Ham, of course, sees that his father is merely human but must pretend otherwise for all reasons required of power. He learns to lie to himself in that uncomfortable tent near the fertile crescent and must, argues Jensen, pretend not to see. “Who are you gonna believe,” joked Groucho Marx, “me or your own eyes?”

Jensen's critique of American slavery, genocide and everyday exploitation is unlikely to be believed or even heard widely. Yet his books are wildly popular, and their fans—like me—are devoted to Jensen's political gestalt, a collective self-help journey that requires we visit Ham's perspective when it comes to case studies of the Ku Klux Klan, the 1853 massacre of Tolona Indians at Howonquet in northern California, the lives of abused chimney-sweep boys in Victorian England and the U.S. penal system today. Jensen, who teaches creative writing to inmates at Pelican Bay State Prison, spares no one—not even himself. “I value money over life,” he writes. “Why else would I own a computer with a hard drive put together in Thailand by women dying of job-induced cancer? Why else would I own shirts made in a sweatshop in Bangladesh and shoes put together in Mexico? I would probably rather die (and maybe even kill, or better, have someone kill for me) than trade places with the men, women and children who made my computer, my shirt, my shoes.” (AT)
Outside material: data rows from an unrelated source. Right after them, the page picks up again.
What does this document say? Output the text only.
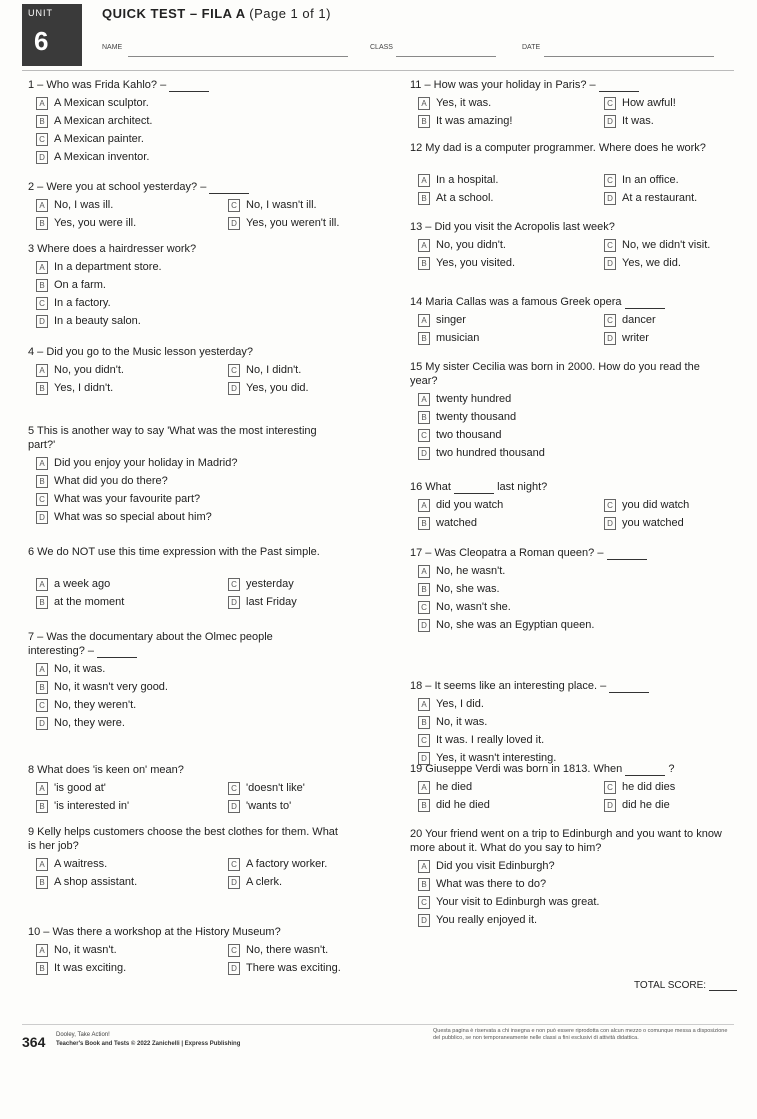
UNIT
6
QUICK TEST – FILA A (Page 1 of 1)
NAME	CLASS	DATE
1 – Who was Frida Kahlo? –
A A Mexican sculptor.
B A Mexican architect.
C A Mexican painter.
D A Mexican inventor.
2 – Were you at school yesterday? –
A No, I was ill.	C No, I wasn't ill.
B Yes, you were ill.	D Yes, you weren't ill.
3 Where does a hairdresser work?
A In a department store.
B On a farm.
C In a factory.
D In a beauty salon.
4 – Did you go to the Music lesson yesterday?
A No, you didn't.	C No, I didn't.
B Yes, I didn't.	D Yes, you did.
5 This is another way to say 'What was the most interesting part?'
A Did you enjoy your holiday in Madrid?
B What did you do there?
C What was your favourite part?
D What was so special about him?
6 We do NOT use this time expression with the Past simple.
A a week ago	C yesterday
B at the moment	D last Friday
7 – Was the documentary about the Olmec people interesting? –
A No, it was.
B No, it wasn't very good.
C No, they weren't.
D No, they were.
8 What does 'is keen on' mean?
A 'is good at'	C 'doesn't like'
B 'is interested in'	D 'wants to'
9 Kelly helps customers choose the best clothes for them. What is her job?
A A waitress.	C A factory worker.
B A shop assistant.	D A clerk.
10 – Was there a workshop at the History Museum?
A No, it wasn't.	C No, there wasn't.
B It was exciting.	D There was exciting.
11 – How was your holiday in Paris? –
A Yes, it was.	C How awful!
B It was amazing!	D It was.
12 My dad is a computer programmer. Where does he work?
A In a hospital.	C In an office.
B At a school.	D At a restaurant.
13 – Did you visit the Acropolis last week?
A No, you didn't.	C No, we didn't visit.
B Yes, you visited.	D Yes, we did.
14 Maria Callas was a famous Greek opera
A singer	C dancer
B musician	D writer
15 My sister Cecilia was born in 2000. How do you read the year?
A twenty hundred
B twenty thousand
C two thousand
D two hundred thousand
16 What	last night?
A did you watch	C you did watch
B watched	D you watched
17 – Was Cleopatra a Roman queen? –
A No, he wasn't.
B No, she was.
C No, wasn't she.
D No, she was an Egyptian queen.
18 – It seems like an interesting place. –
A Yes, I did.
B No, it was.
C It was. I really loved it.
D Yes, it wasn't interesting.
19 Giuseppe Verdi was born in 1813. When	?
A he died	C he did dies
B did he died	D did he die
20 Your friend went on a trip to Edinburgh and you want to know more about it. What do you say to him?
A Did you visit Edinburgh?
B What was there to do?
C Your visit to Edinburgh was great.
D You really enjoyed it.
TOTAL SCORE:
364 Dooley, Take Action!
Teacher's Book and Tests © 2022 Zanichelli | Express Publishing
Questa pagina è riservata a chi insegna e non può essere riprodotta con alcun mezzo o comunque messa a disposizione del pubblico, se non temporaneamente nelle classi a fini esclusivi di attività didattica.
The Culture of Make Believe by Derrick Jensen; Context Books. Paperback, 700 pages, $18.

DISSENT!
Michael Moore's Stupid White Men . . . and Other Sorry Excuses for the State of the Nation almost didn't get published. Back in September, days after the terrorist attacks on New York and Washington, Moore—a lefty with a performance artist's instincts—got a phone call from publisher Harper Collins saying they had put the book on hold. American flags fluttered from every stick, political criticism was out, and the president—a stupid white man—was popular.

The book was already in warehouses waiting to be shipped, Harper Collins told Moore. But Moore, who lives in New York City, agreed to a decent interval. Days passed into weeks, and Moore called Harper Collins. They had bad news, he says: they wanted a rewrite in which Moore would gentle his harsh take on Bush—and then asked him to help pay for shredding the first edition.

Moore had taken a year off his hit television show The Awful Truth to write the book and knew that if Harper Collins continued to wait, his criticisms of the 2000 election, the Kyoto Accords, Enron and other things George W. would be moot. He refused the publisher's demands. Harper Collins threatened to kill the book. Word leaked out. Moved, perhaps, by the potential for bad publicity, Harper Collins released Stupid White Men without fanfare, leaving Moore to organize and pay for his own book tour.

The book is cutthroat in its intensity. His essay “Kill Whitey” rattles off the ways whites have surreptitiously kept blacks from advancing even while paying lip service to civil rights. The chapter “Democrats, DOA” drove me from the Democratic Party. Not only does Moore paint a convincing picture of Clinton as a stealth Republican, but he also reminds us in detail of the many times liberals shrugged off his slow eight-year dismemberment of progressive programs.

There are myriad life lessons here: vote your conscience, not against a candidate or for political expediency. Encourage minority voices. Run for office; the only way to get the scumbags out is to take the empty space away from them yourself. If your local Green Party members are wussies, their bylaws may allow you to take them over—give it a try! Kill Three Strikes laws. Treat the women in your life with respect, and—if you're a man—raise the toilet seat when you take a leak. Stop saying you care about the environment while driving that fucking SUV. Phone the White House and ask Bush when he's going to get some balls and resign. Finally, as Moore said in his appearance at an LA bookstore a few months back, “Dissent! Dissent! Dissent!” (Dave Barton)

Stupid White Men . . . and Other Sorry Excuses for the State of the Nation! by Michael Moore; Harper/Collins. Hardcover, 304 pages, $24.95.